Savile ‘enjoyed almost unparalleled access to Clarence House and to Prince Charles’, adds Baker, who quotes Sarah Goodall, Lady Clerk to the Prince, as confirming Savile acted as a ‘sort of marriage guidance counsellor to Charles and Diana’.
Journalist Catherine Mayer in her book Charles: The Heart of a King reveals Charles sometimes asked Savile to read his speeches and offer comments.
Although concerns were raised by staff in the Royal household and Savile was by this time sidelined also from Children in Need, Charles still wrote off letters from members of the public making accusations about Savile as being mad or jealous.
On Savile’s 80th birthday, Charles wrote to him: ‘Nobody will ever know what you have done for this country Jimmy’.
Unfortunately we now do – at least in part – and it reflects appallingly on the future King.
There was still time for Charles and Camilla to lead tributes to Savile after he passed away – although they have been strangely quiet on the subject since.
It was Savile, Baker notes, who opened Royal doors for Ball, the now disgraced late Bishop of Lewes.
Again Charles ignored enough red flags to warn off the most gullible of commoners.
In 1993 the Bishop admitted gross indecency when he persuaded 17-year-old Neil Todd to pray naked with him and whipped him so he would ‘bear the marks’ of his faith.
Instead of supporting the victim as almost everyone else would have done, it was all too clear where Charles’ loyalty laid with these words: ‘I wish I could do more.

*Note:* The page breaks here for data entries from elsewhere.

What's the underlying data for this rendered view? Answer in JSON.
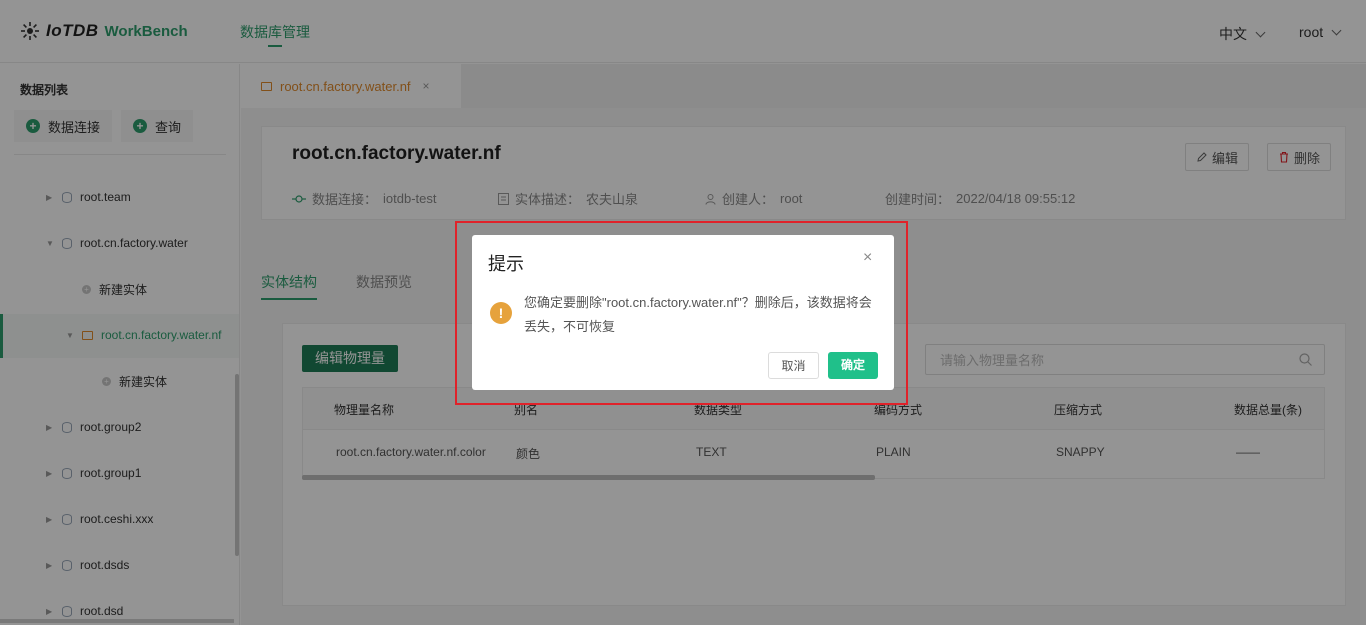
{
  "header": {
    "logo_mark": "IoTDB",
    "logo_text": "WorkBench",
    "nav_item": "数据库管理",
    "language": "中文",
    "user": "root"
  },
  "sidebar": {
    "title": "数据列表",
    "btn_connect": "数据连接",
    "btn_query": "查询",
    "tree": [
      {
        "label": "root.team"
      },
      {
        "label": "root.cn.factory.water"
      },
      {
        "label": "新建实体"
      },
      {
        "label": "root.cn.factory.water.nf"
      },
      {
        "label": "新建实体"
      },
      {
        "label": "root.group2"
      },
      {
        "label": "root.group1"
      },
      {
        "label": "root.ceshi.xxx"
      },
      {
        "label": "root.dsds"
      },
      {
        "label": "root.dsd"
      }
    ]
  },
  "tab": {
    "label": "root.cn.factory.water.nf",
    "close": "×"
  },
  "entity": {
    "title": "root.cn.factory.water.nf",
    "edit_label": "编辑",
    "delete_label": "删除",
    "connection_label": "数据连接：",
    "connection_value": "iotdb-test",
    "desc_label": "实体描述：",
    "desc_value": "农夫山泉",
    "creator_label": "创建人：",
    "creator_value": "root",
    "created_label": "创建时间：",
    "created_value": "2022/04/18 09:55:12"
  },
  "content_tabs": [
    "实体结构",
    "数据预览"
  ],
  "table": {
    "edit_button": "编辑物理量",
    "search_placeholder": "请输入物理量名称",
    "columns": [
      "物理量名称",
      "别名",
      "数据类型",
      "编码方式",
      "压缩方式",
      "数据总量(条)"
    ],
    "rows": [
      [
        "root.cn.factory.water.nf.color",
        "颜色",
        "TEXT",
        "PLAIN",
        "SNAPPY",
        "——"
      ]
    ]
  },
  "dialog": {
    "title": "提示",
    "close": "×",
    "message": "您确定要删除\"root.cn.factory.water.nf\"？删除后，该数据将会丢失，不可恢复",
    "cancel": "取消",
    "confirm": "确定",
    "warn_symbol": "!"
  },
  "colors": {
    "brand": "#2e9e6d",
    "accent_orange": "#e08a2c",
    "confirm": "#20c08a",
    "highlight": "#e0222a"
  },
  "icons": [
    "tree-icon",
    "search-icon",
    "pencil-icon",
    "trash-icon",
    "link-icon",
    "doc-icon",
    "user-icon",
    "warning-icon",
    "close-icon",
    "database-icon",
    "briefcase-icon"
  ]
}
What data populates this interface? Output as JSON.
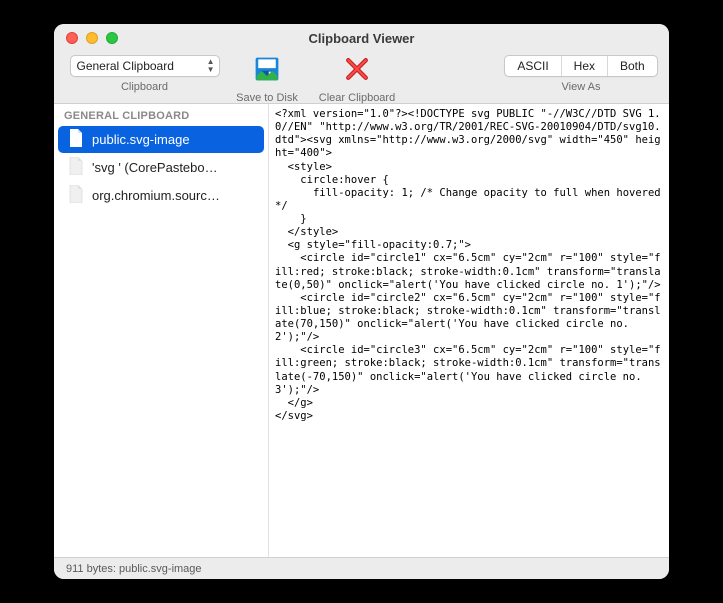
{
  "window": {
    "title": "Clipboard Viewer"
  },
  "toolbar": {
    "clipboard_selector": "General Clipboard",
    "clipboard_label": "Clipboard",
    "save_label": "Save to Disk",
    "clear_label": "Clear Clipboard",
    "view_label": "View As",
    "seg": {
      "ascii": "ASCII",
      "hex": "Hex",
      "both": "Both"
    }
  },
  "sidebar": {
    "header": "GENERAL CLIPBOARD",
    "items": [
      {
        "label": "public.svg-image",
        "selected": true
      },
      {
        "label": "'svg ' (CorePastebo…",
        "selected": false
      },
      {
        "label": "org.chromium.sourc…",
        "selected": false
      }
    ]
  },
  "content": "<?xml version=\"1.0\"?><!DOCTYPE svg PUBLIC \"-//W3C//DTD SVG 1.0//EN\" \"http://www.w3.org/TR/2001/REC-SVG-20010904/DTD/svg10.dtd\"><svg xmlns=\"http://www.w3.org/2000/svg\" width=\"450\" height=\"400\">\n  <style>\n    circle:hover {\n      fill-opacity: 1; /* Change opacity to full when hovered */\n    }\n  </style>\n  <g style=\"fill-opacity:0.7;\">\n    <circle id=\"circle1\" cx=\"6.5cm\" cy=\"2cm\" r=\"100\" style=\"fill:red; stroke:black; stroke-width:0.1cm\" transform=\"translate(0,50)\" onclick=\"alert('You have clicked circle no. 1');\"/>\n    <circle id=\"circle2\" cx=\"6.5cm\" cy=\"2cm\" r=\"100\" style=\"fill:blue; stroke:black; stroke-width:0.1cm\" transform=\"translate(70,150)\" onclick=\"alert('You have clicked circle no. 2');\"/>\n    <circle id=\"circle3\" cx=\"6.5cm\" cy=\"2cm\" r=\"100\" style=\"fill:green; stroke:black; stroke-width:0.1cm\" transform=\"translate(-70,150)\" onclick=\"alert('You have clicked circle no. 3');\"/>\n  </g>\n</svg>",
  "statusbar": {
    "text": "911 bytes: public.svg-image"
  }
}
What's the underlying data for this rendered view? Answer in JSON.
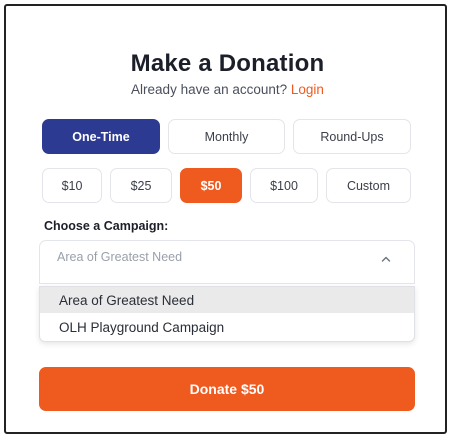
{
  "form": {
    "title": "Make a Donation",
    "subtitle_prefix": "Already have an account? ",
    "login_link": "Login"
  },
  "frequency": {
    "options": [
      "One-Time",
      "Monthly",
      "Round-Ups"
    ],
    "selected": "One-Time"
  },
  "amounts": {
    "options": [
      "$10",
      "$25",
      "$50",
      "$100",
      "Custom"
    ],
    "selected": "$50"
  },
  "campaign": {
    "label": "Choose a Campaign:",
    "selected_value": "Area of Greatest Need",
    "dropdown_open": true,
    "options": [
      "Area of Greatest Need",
      "OLH Playground Campaign"
    ],
    "highlighted": "Area of Greatest Need"
  },
  "donate_button": {
    "label": "Donate $50"
  },
  "colors": {
    "primary_blue": "#2d3a91",
    "accent_orange": "#ef5a1f"
  },
  "icons": {
    "dropdown_chevron": "chevron-up-icon"
  }
}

I feel so desperately strongly about the monstrous wrongs that have done to you and the way you have been treated’. Even The Queen also offered her support.
Ball continued to be on close terms with Princess Margaret and The Queen Mother, was invited to preach at Sandringham and gave communion at Highgrove.
And when he wrote to Charles saying he was still being harassed by Todd who was threatening to say more, Charles wrote to the bishop: ‘I can’t bear it that the frightful terrifying man is on the loose again….I was visiting the Vicar….and we were enthusing about you and your brother and he then told me that this ghastly man was up to his dastardly tricks again. I’ll see off this horrid man if he tries anything again.’
The independent public inquiry into child abuse was told Todd later committed suicide and concluded that Charles had been ‘misguided’.
It was also revealed that Ball became another paedophile to offer marital advice to Charles and Diana.
He then attended the wedding of Charles and Camilla and delivered the address at the funeral of Camilla’s father the following year. Charles also arranged for Ball to live in a Duchy property in Somerset from 1997 to 2011.
In 2015 Ball was convicted of sexual offences against 18 young men and handed a 32-month prison sentence.
Charles then said that, after his friend had been convicted, he ceased contact.
Can the nation rely on him failing to come to his senses that late in the day?